Interestingly Netscape 8 seems to render significantly faster when you use Firefox’s rendering engine then IE’s though I have no idea if that is because of the engines themselves or the mechanism that Netscape uses to call them.

Netscape 8’s User Interface (UI) is a mixed bag, the two default themes are interesting because they seem to have done what I suggested for Firefox, one eye candy theme (Fusion) and one plain theme that looks much like Firefox’s default theme (Winscape). The Fusion theme looks cool, but it moves things from their default Windows placement (like the fact that the whole menu bar is moved to the right hand side of the window) and the odd collection of buttons under the main tool bar that handle multi-bar display are a little confusing at first as a result it isn’t terribly intuitive until you get used to it. Netscape have also embedded any number of “extras” in like weather reports and movie reviews as well as shopping links and other such things. Most of the time they just clutter up the UI and make it seem more like Adware.
The Winscape theme as I said looks much like Firefox’s default theme, and all the usual features are where you would expect them to be. It still has all that extra tool bar stuff but I’ve not yet tried delving into the browsers options to see if I could turn them off. The “Security Center” quick launch button on the tool bar menu is a great idea.

Netscape supports both Themes and Extensions, however at the time of writing the only themes available are the two that came with the default installation and there are no extensions I could find at all. That might change however as Netscape 8 is still very new and interested parties have not yet had the time to produce anything useful.

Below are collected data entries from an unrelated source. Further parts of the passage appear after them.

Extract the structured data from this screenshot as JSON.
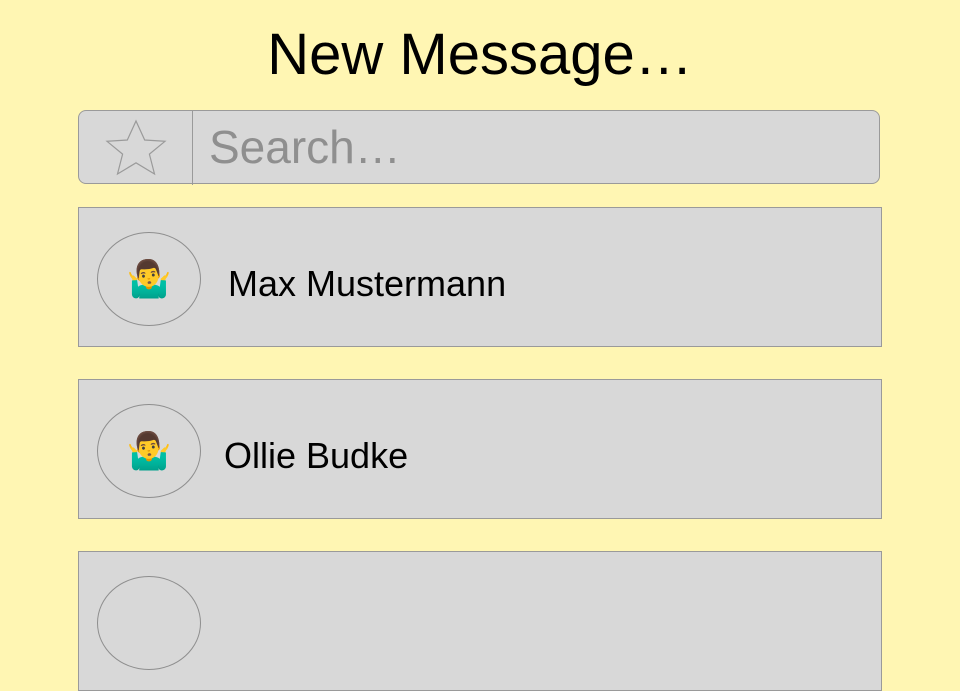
{
  "header": {
    "title": "New Message…"
  },
  "search": {
    "placeholder": "Search…",
    "value": "",
    "favorites_icon": "star-icon"
  },
  "contacts": [
    {
      "name": "Max Mustermann",
      "avatar": "🤷‍♂️",
      "avatar_icon": "person-shrugging-icon"
    },
    {
      "name": "Ollie Budke",
      "avatar": "🤷‍♂️",
      "avatar_icon": "person-shrugging-icon"
    },
    {
      "name": "",
      "avatar": "",
      "avatar_icon": "avatar-placeholder"
    }
  ],
  "colors": {
    "background": "#fff6b3",
    "row_background": "#d8d8d8",
    "border": "#9a9a9a",
    "placeholder_text": "#8f8f8f"
  }
}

On the subject of standards support, Netscape 8 on Windows would seem to have it all. For pages that need IE, the IE rendering engine will do the job and for the more recent standards compliant sites you can chose the Firefox rendering engine. The selector to choose which one to use is in the bottom left corner of the window and changes to the icon of the browser it comes from. (Firefox or IE). As I mentioned earlier, an automated switching mechanism would be of benefit, mostly because most newbie’s don’t know enough about the subject to make a wise decision or even to know why it’s necessary in the first place. Failing an automated switching mechanism, Netscape should have set the Firefox rendering engine as the default and then looked at the pages in question and asked to switch to IE if it found ActiveX or a page written by Frontpage, Visual Studio or other Microsoft HTML generating tools.

As a web developer tool, NS8 doesn’t have the wealth of Extensions available that Firefox provides, but that may change in future, it does have a good Javascript console and if people port their Firefox extensions to Netscape it will be every bit as good as Firefox in this regard.

Security is also an interesting aspect for Netscape 8, since it uses both Firefox and IE’s rendering engine, it needs to keep both up to date to remain secure. The day after NS8 was released it was found to be based on an older version of Firefox that had several relatively minor security issues. They promptly fixed the issue but it showed us how this side of NS8 is something of worry security wise. For the IE rendering side of things, I am assuming that must be handled via the normal Windows Update system and there is precious little Netscape can do about that. It remains to be seen how secure Netscape 8 is since it’s still new and only time will tell. Since it’s only about a month old and already has had a few flaws disclosed, it can only get better from here. It also remains to be seen if Netscape will be vulnerable to any Internet Explorer flaws that are found in the future. If it is susceptible to IE security holes, then in my mind at least, one of the reasons to switch to an alternative browser is now gone.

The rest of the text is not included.